Consider the operational impact before deploying restrictive policies. If you set DenyAll or use an incomplete allowlist, developers will lose cluster access until the configuration is corrected. Roll out changes gradually, starting with non-production environments, and provide clear documentation about which plugins are approved and how to request additions to the allowlist.
Technical Limitations and Workarounds
The current implementation doesn't support wildcards or glob patterns in the allowlist. You can't specify "/usr/local/bin/cloud*" to match multiple cloud provider plugins. Each executable requires its own allowlist entry. This design choice prioritizes security over convenience—explicit enumeration prevents attackers from exploiting pattern matching to sneak in malicious binaries.
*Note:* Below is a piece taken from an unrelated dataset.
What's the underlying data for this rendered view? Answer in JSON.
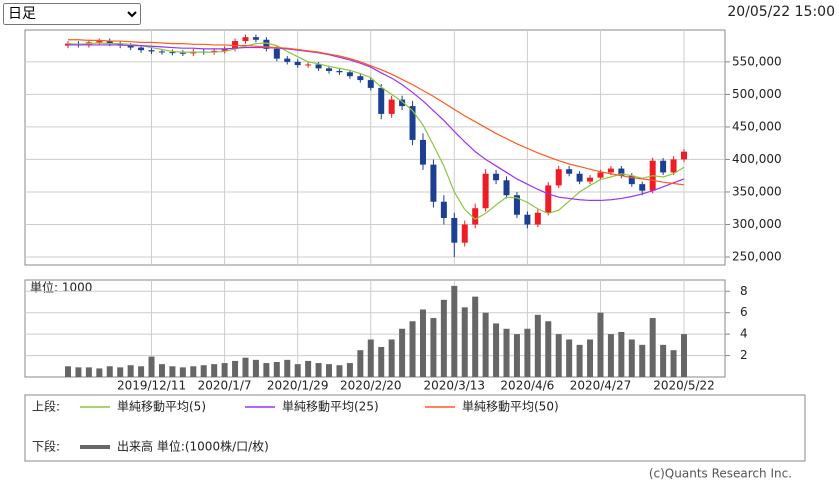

Basename matching uses Go's exec.LookPath function, which searches your PATH environment variable. This introduces a subtle security consideration: if an attacker can modify your PATH to include a directory they control, they could place a malicious binary that matches an allowlisted basename. Always prefer full path specifications in production environments.
The feature is currently in beta, meaning the API might change before reaching stable status. However, beta features in Kubernetes are typically production-ready and enabled by default. The main risk is potential breaking changes in future versions, though the Kubernetes project maintains strong backward compatibility guarantees for beta APIs.
What's Coming Next
The SIG-CLI team is exploring additional verification mechanisms beyond simple name matching. Checksum verification would allow you to specify a SHA-256 hash alongside the executable path, ensuring that only a specific version of the binary can run. This would protect against scenarios where an attacker replaces a legitimate plugin with a modified version at the same path.
Code signing verification is another proposed enhancement. Instead of trusting a specific binary, you could trust any binary signed by a particular key. This would simplify plugin updates—when your cloud provider releases a new version of their credential plugin, it would automatically be trusted as long as it carries the correct signature. This approach mirrors how operating systems handle application trust and would integrate well with existing software distribution practices.
Broader Implications for Kubernetes Security
This feature represents a shift in how Kubernetes approaches client-side security. Historically, the project focused heavily on cluster-side controls—RBAC, network policies, pod security standards. Client-side security often got less attention, operating on an implicit trust model where the person running kubectl was assumed to be working with trusted configurations.
As Kubernetes adoption has grown, so has the sophistication of attacks targeting the ecosystem. Supply-chain compromises, compromised developer workstations, and malicious insiders are real threats that organizations face. The credential plugin policy acknowledges that kubeconfig files can't be blindly trusted, even when they come from your own infrastructure.
Organizations should view this feature as part of a defense-in-depth strategy. It won't prevent all attacks, but it raises the bar for attackers and provides an additional layer of protection. Combined with other security practices—code signing for your automation pipelines, regular audits of cluster access patterns, and principle of least privilege for service accounts—it contributes to a more robust security posture.